Sally dio un paso hacia él. No parecía oírla. ¿Qué miraba? ¿Por qué cerraba los puños con tal fuerza? Se puso a su lado.

Él se había puesto blanco como el papel. Siguió su mirada, por la ventana hacia el jardín.

¡¡Dios santo!!

Los niños estaban sobre el césped, tirados tal como los había tumbado el gas, algunos cara abajo, otros mirando hacia arriba. Suzi Cresswell estaba allí, vestida con una rebeca rosa. Sally reconoció las mellizas de Donovan, Ellen y Linda. Había un par de adultos entre los niños.

Un hombre vestido de negro y con una máscara de gas se abría camino entre las figuras quietas. Llevaba en una mano una pistola con un silenciador, e iba despachando sus víctimas de una en una con tiros a bocajarro en la nuca. Los cuerpos se iban estremeciendo con los tiros y después se quedaban quietos.

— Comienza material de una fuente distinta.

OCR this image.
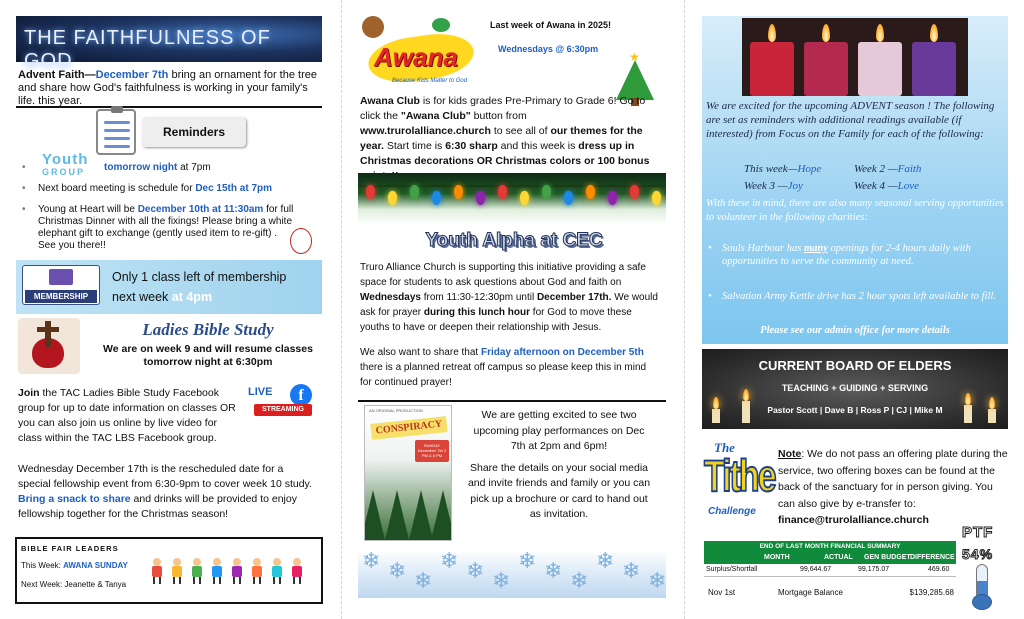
THE FAITHFULNESS OF GOD
Advent Faith—December 7th bring an ornament for the tree and share how God's faithfulness is working in your family's life. this year.
Reminders
• Youth
GROUP	tomorrow night at 7pm
• Next board meeting is schedule for Dec 15th at 7pm
• Young at Heart will be December 10th at 11:30am for full Christmas Dinner with all the fixings! Please bring a white elephant gift to exchange (gently used item to re-gift) . See you there!!
MEMBERSHIP
Only 1 class left of membership
next week at 4pm
Ladies Bible Study
We are on week 9 and will resume classes tomorrow night at 6:30pm
Join the TAC Ladies Bible Study Facebook group for up to date information on classes OR you can also join us online by live video for class within the TAC LBS Facebook group.
LIVE	f
STREAMING
Wednesday December 17th is the rescheduled date for a special fellowship event from 6:30-9pm to cover week 10 study. Bring a snack to share and drinks will be provided to enjoy fellowship together for the Christmas season!
BIBLE FAIR LEADERS
This Week: AWANA SUNDAY
Next Week: Jeanette & Tanya
Awana
Because Kids Matter to God
Last week of Awana in 2025!
Wednesdays @ 6:30pm
★
Awana Club is for kids grades Pre-Primary to Grade 6! Go to click the "Awana Club" button from www.trurolalliance.church to see all of our themes for the year. Start time is 6:30 sharp and this week is dress up in Christmas decorations OR Christmas colors or 100 bonus
Youth Alpha at CEC
Truro Alliance Church is supporting this initiative providing a safe space for students to ask questions about God and faith on Wednesdays from 11:30-12:30pm until December 17th. We would ask for prayer during this lunch hour for God to move these youths to have or deepen their relationship with Jesus.
We also want to share that Friday afternoon on December 5th there is a planned retreat off campus so please keep this in mind for continued prayer!
AN ORIGINAL PRODUCTION
CONSPIRACY
SUNDAY December 7th 2 PM & 6 PM

We are getting excited to see two upcoming play performances on Dec 7th at 2pm and 6pm!

Share the details on your social media and invite friends and family or you can pick up a brochure or card to hand out as invitation.

❄ ❄ ❄
❄ ❄ ❄
❄ ❄ ❄
❄ ❄ ❄
We are excited for the upcoming ADVENT season ! The following are set as reminders with additional readings available (if interested) from Focus on the Family for each of the following:
This week—Hope	Week 2 —Faith
Week 3 —Joy	Week 4 —Love
With these in mind, there are also many seasonal serving opportunities to volunteer in the following charities:
• Souls Harbour has many openings for 2-4 hours daily with opportunities to serve the community at need.
• Salvation Army Kettle drive has 2 hour spots left available to fill.
Please see our admin office for more details
CURRENT BOARD OF ELDERS
TEACHING + GUIDING + SERVING
Pastor Scott | Dave B | Ross P | CJ | Mike M
The
Tithe
Challenge
Note: We do not pass an offering plate during the service, two offering boxes can be found at the back of the sanctuary for in person giving. You can also give by e-transfer to: finance@trurolalliance.church
PTF
54%
END OF LAST MONTH FINANCIAL SUMMARY
MONTH	ACTUAL GEN BUDGET DIFFERENCE
Surplus/Shortfall	99,644.67	99,175.07	469.60
Nov 1st	Mortgage Balance	$139,285.68
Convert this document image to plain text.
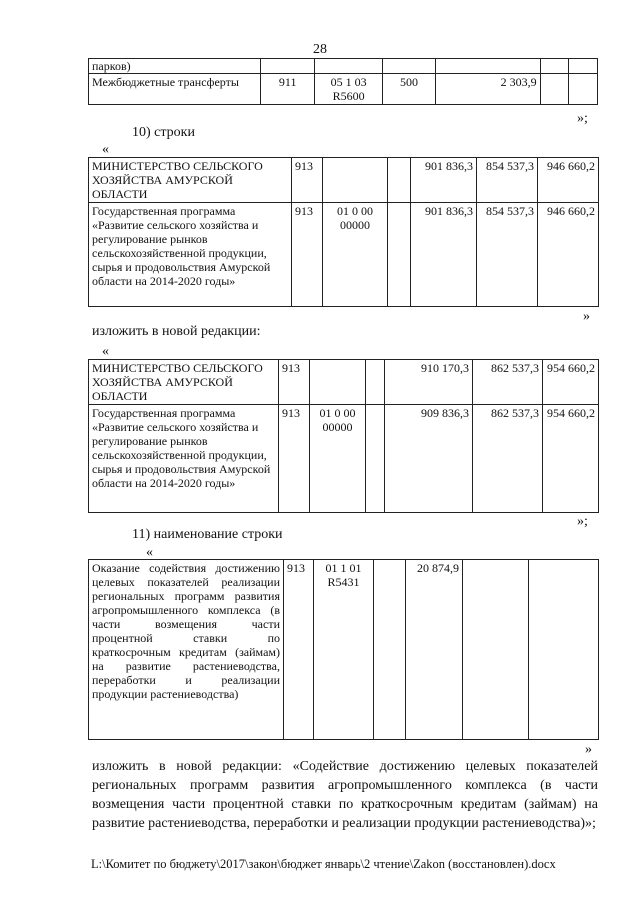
28
парков)						
Межбюджетные трансферты	911	05 1 03 R5600	500	2 303,9		
»;
10) строки
«
МИНИСТЕРСТВО СЕЛЬСКОГО ХОЗЯЙСТВА АМУРСКОЙ ОБЛАСТИ	913			901 836,3	854 537,3	946 660,2
Государственная программа «Развитие сельского хозяйства и регулирование рынков сельскохозяйственной продукции, сырья и продовольствия Амурской области на 2014-2020 годы»	913	01 0 00 00000		901 836,3	854 537,3	946 660,2
»
изложить в новой редакции:
«
МИНИСТЕРСТВО СЕЛЬСКОГО ХОЗЯЙСТВА АМУРСКОЙ ОБЛАСТИ	913			910 170,3	862 537,3	954 660,2
Государственная программа «Развитие сельского хозяйства и регулирование рынков сельскохозяйственной продукции, сырья и продовольствия Амурской области на 2014-2020 годы»	913	01 0 00 00000		909 836,3	862 537,3	954 660,2
»;
11) наименование строки
«
Оказание содействия достижению целевых показателей реализации региональных программ развития агропромышленного комплекса (в части возмещения части процентной ставки по краткосрочным кредитам (займам) на развитие растениеводства, переработки и реализации продукции растениеводства)	913	01 1 01 R5431		20 874,9		
»
изложить в новой редакции: «Содействие достижению целевых показателей региональных программ развития агропромышленного комплекса (в части возмещения части процентной ставки по краткосрочным кредитам (займам) на развитие растениеводства, переработки и реализации продукции растениеводства)»;
L:\Комитет по бюджету\2017\закон\бюджет январь\2 чтение\Zakon (восстановлен).docx
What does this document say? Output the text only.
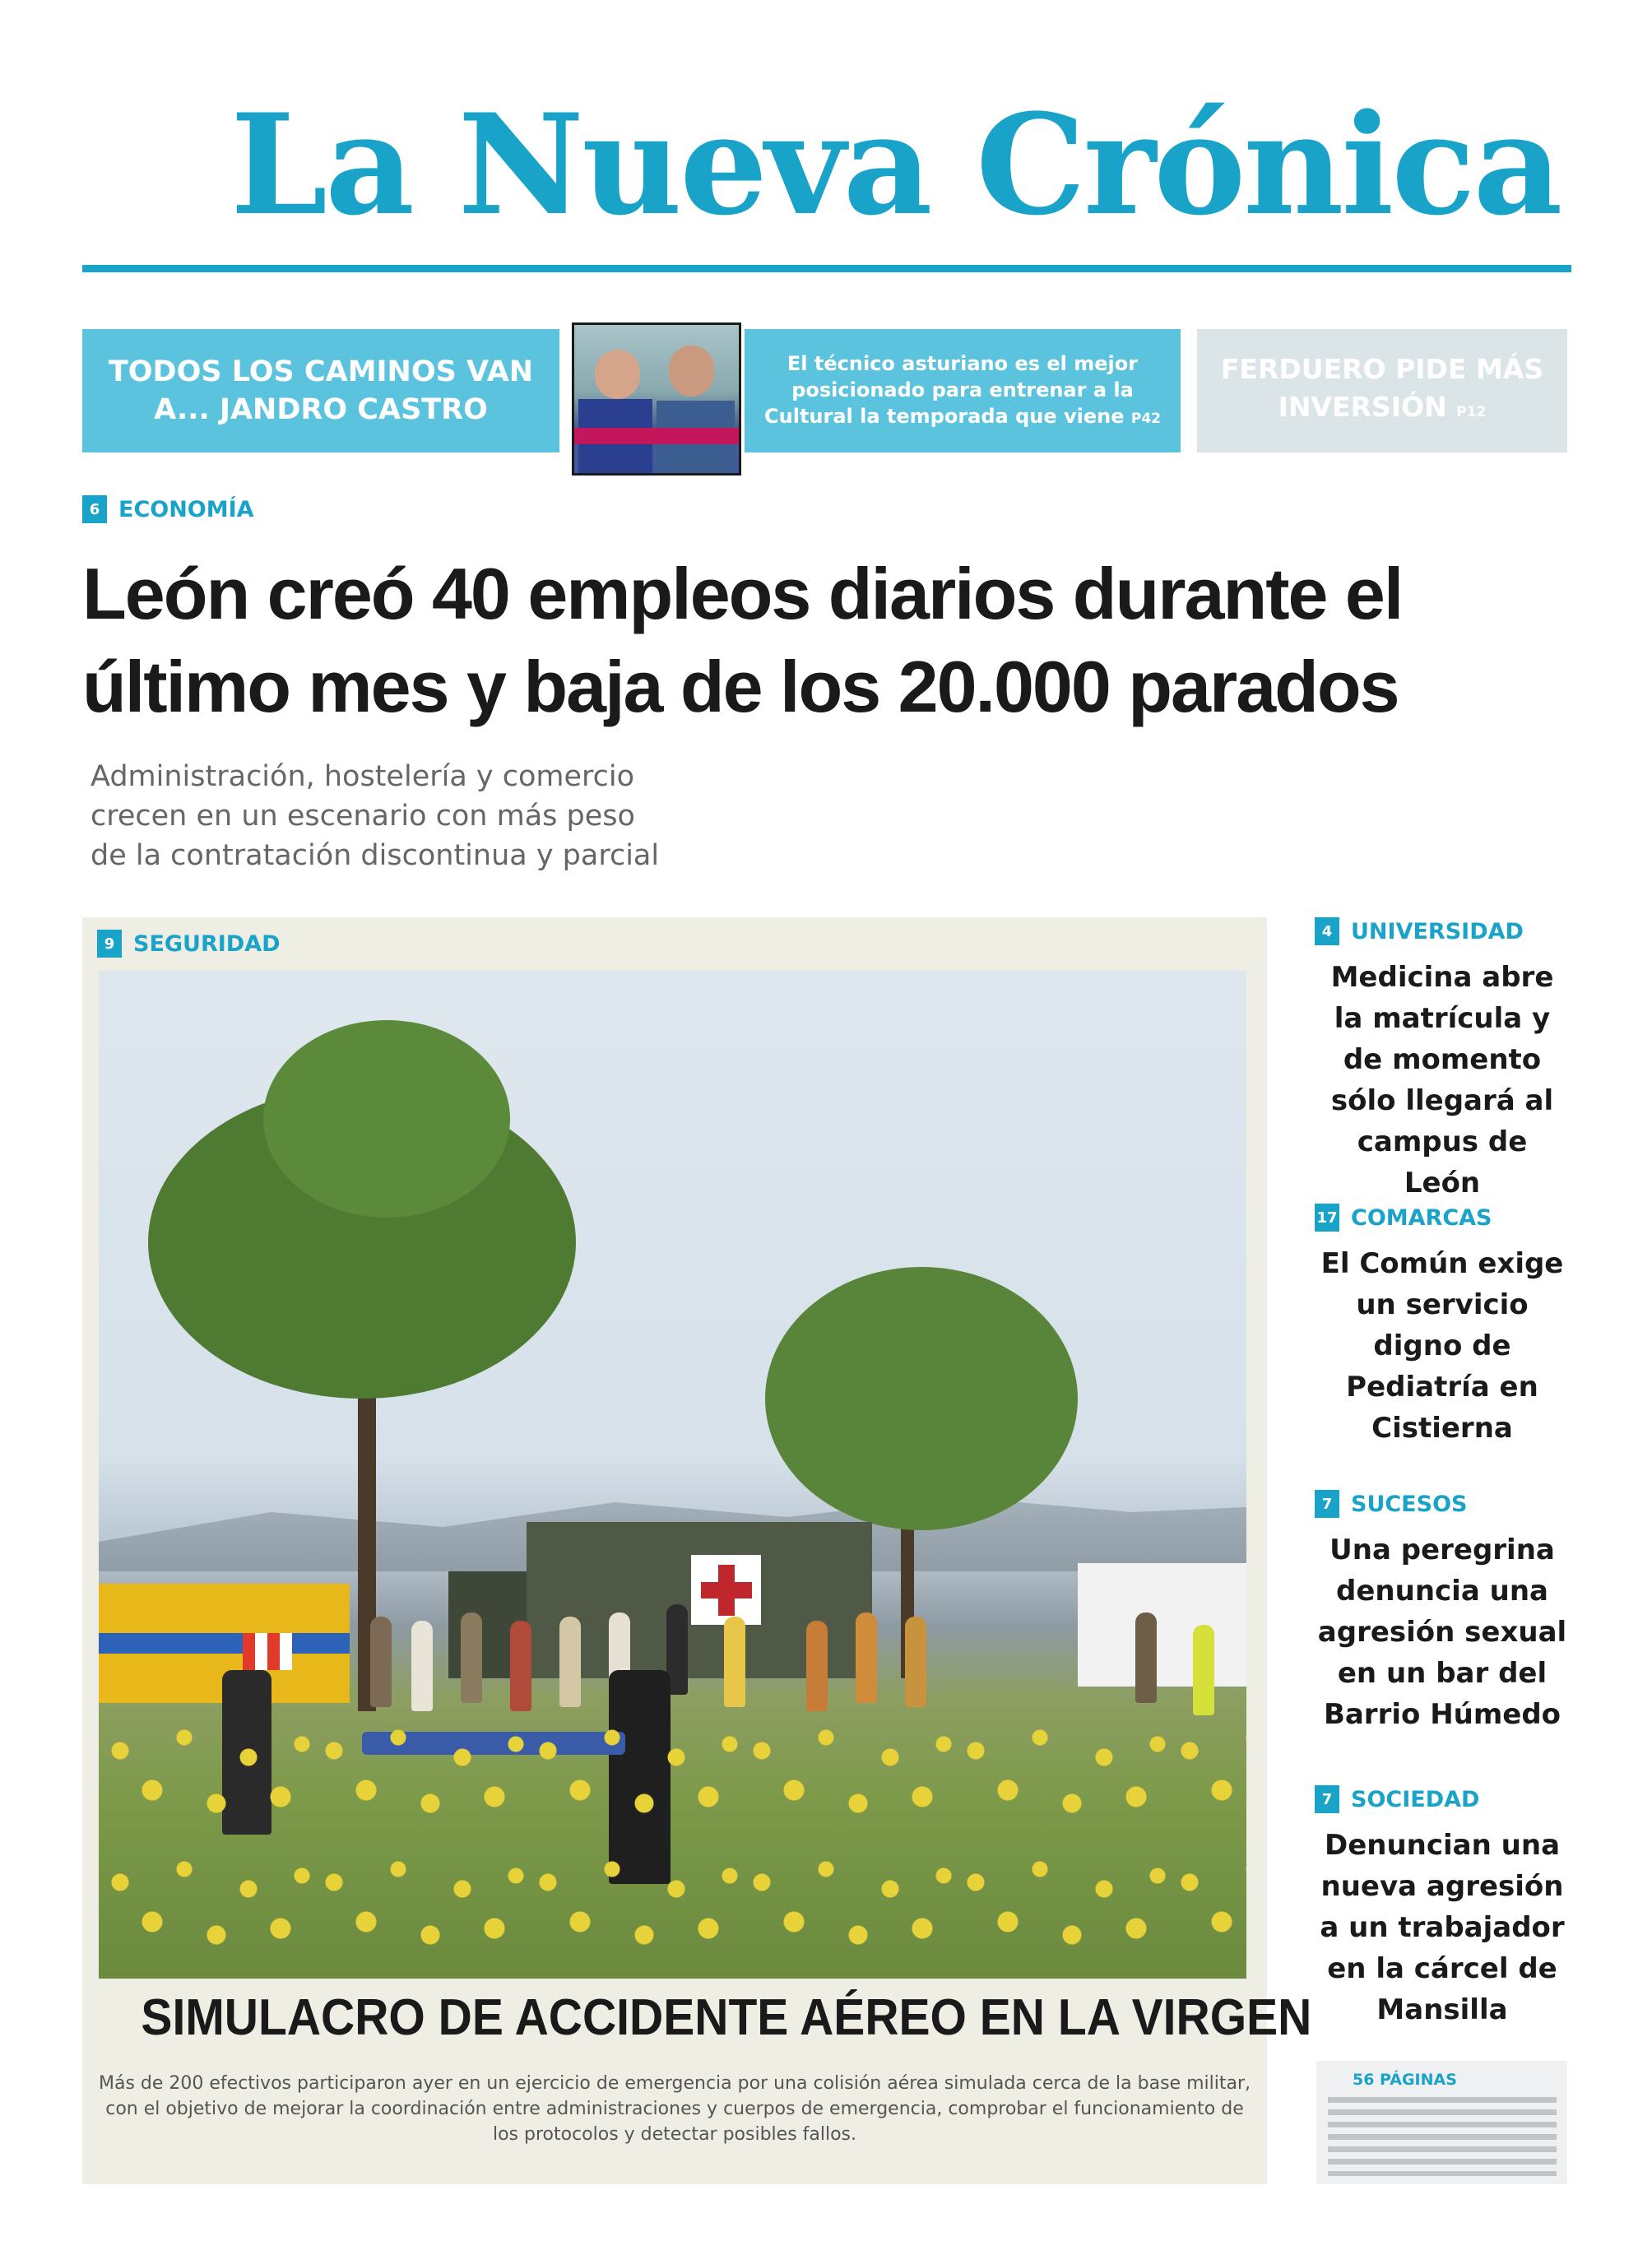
La Nueva Crónica
TODOS LOS CAMINOS VAN A... JANDRO CASTRO
El técnico asturiano es el mejor posicionado para entrenar a la Cultural la temporada que viene P42
FERDUERO PIDE MÁS INVERSIÓN P12
6 ECONOMÍA
León creó 40 empleos diarios durante el
último mes y baja de los 20.000 parados
Administración, hostelería y comercio crecen en un escenario con más peso de la contratación discontinua y parcial
9 SEGURIDAD
SIMULACRO DE ACCIDENTE AÉREO EN LA VIRGEN
Más de 200 efectivos participaron ayer en un ejercicio de emergencia por una colisión aérea simulada cerca de la base militar, con el objetivo de mejorar la coordinación entre administraciones y cuerpos de emergencia, comprobar el funcionamiento de los protocolos y detectar posibles fallos.
4 UNIVERSIDAD
Medicina abre la matrícula y de momento sólo llegará al campus de León
17 COMARCAS
El Común exige un servicio digno de Pediatría en Cistierna
7 SUCESOS
Una peregrina denuncia una agresión sexual en un bar del Barrio Húmedo
7 SOCIEDAD
Denuncian una nueva agresión a un trabajador en la cárcel de Mansilla
56 PÁGINAS
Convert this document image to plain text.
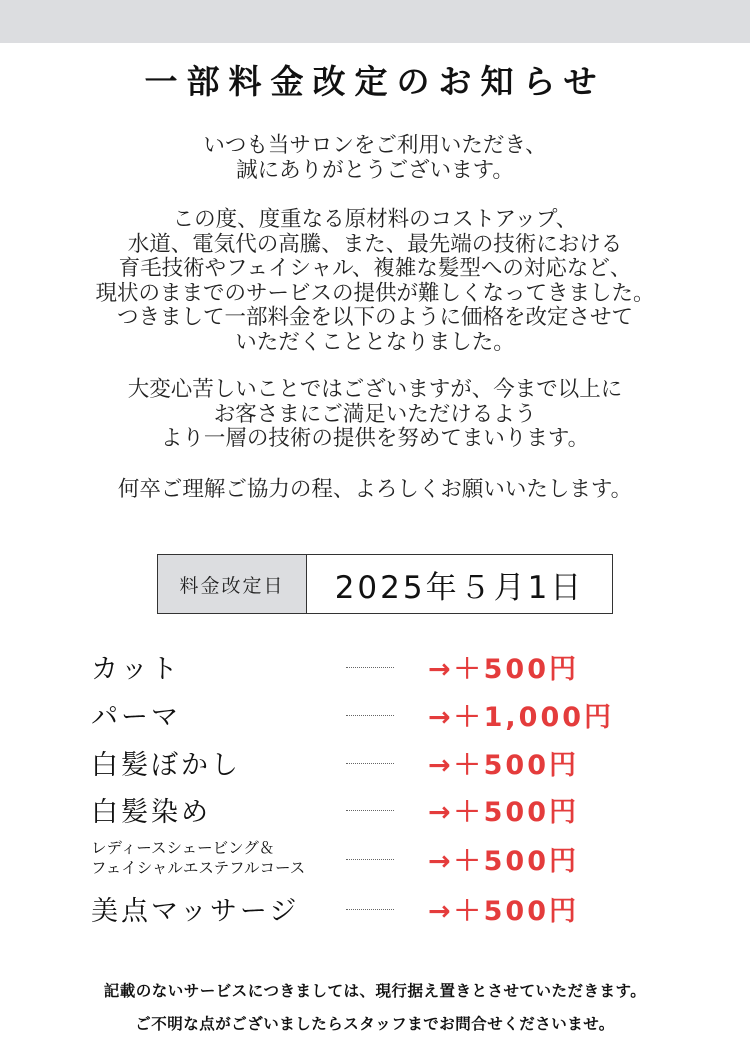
一部料金改定のお知らせ
いつも当サロンをご利用いただき、
誠にありがとうございます。
この度、度重なる原材料のコストアップ、
水道、電気代の高騰、また、最先端の技術における
育毛技術やフェイシャル、複雑な髪型への対応など、
現状のままでのサービスの提供が難しくなってきました。
つきまして一部料金を以下のように価格を改定させて
いただくこととなりました。
大変心苦しいことではございますが、今まで以上に
お客さまにご満足いただけるよう
より一層の技術の提供を努めてまいります。
何卒ご理解ご協力の程、よろしくお願いいたします。
料金改定日	2025年５月1日
カット	→＋500円
パーマ	→＋1,000円
白髪ぼかし	→＋500円
白髪染め	→＋500円
レディースシェービング＆
フェイシャルエステフルコース	→＋500円
美点マッサージ	→＋500円
記載のないサービスにつきましては、現行据え置きとさせていただきます。
ご不明な点がございましたらスタッフまでお問合せくださいませ。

Sally se dio la vuelta y cogió su chaqueta, echada sobre el respaldo de una silla. La miraban sin comprender. Algunos ya se habían puesto en pie. Sacó la radio y apretó el botón de transmisión.

—¡Gary, Robert! ¿Estáis ahí? ¿Me oís? —estaba intentando alertar al equipo de seguridad que habían dejado de guardia en el exterior. Los conocía a todos por su nombre de pila—. ¡Pete! ¡Quien sea! ¡Contestadme, por el amor de Dios!

Se oyeron pasos en el pasillo ante el estudio.

Lo último que oyó, lo último que oyeron todos, fue un gran golpe cuando la puerta estalló hacia dentro. Lo último que vieron fue un hombre vestido de negro con una pesada metralleta.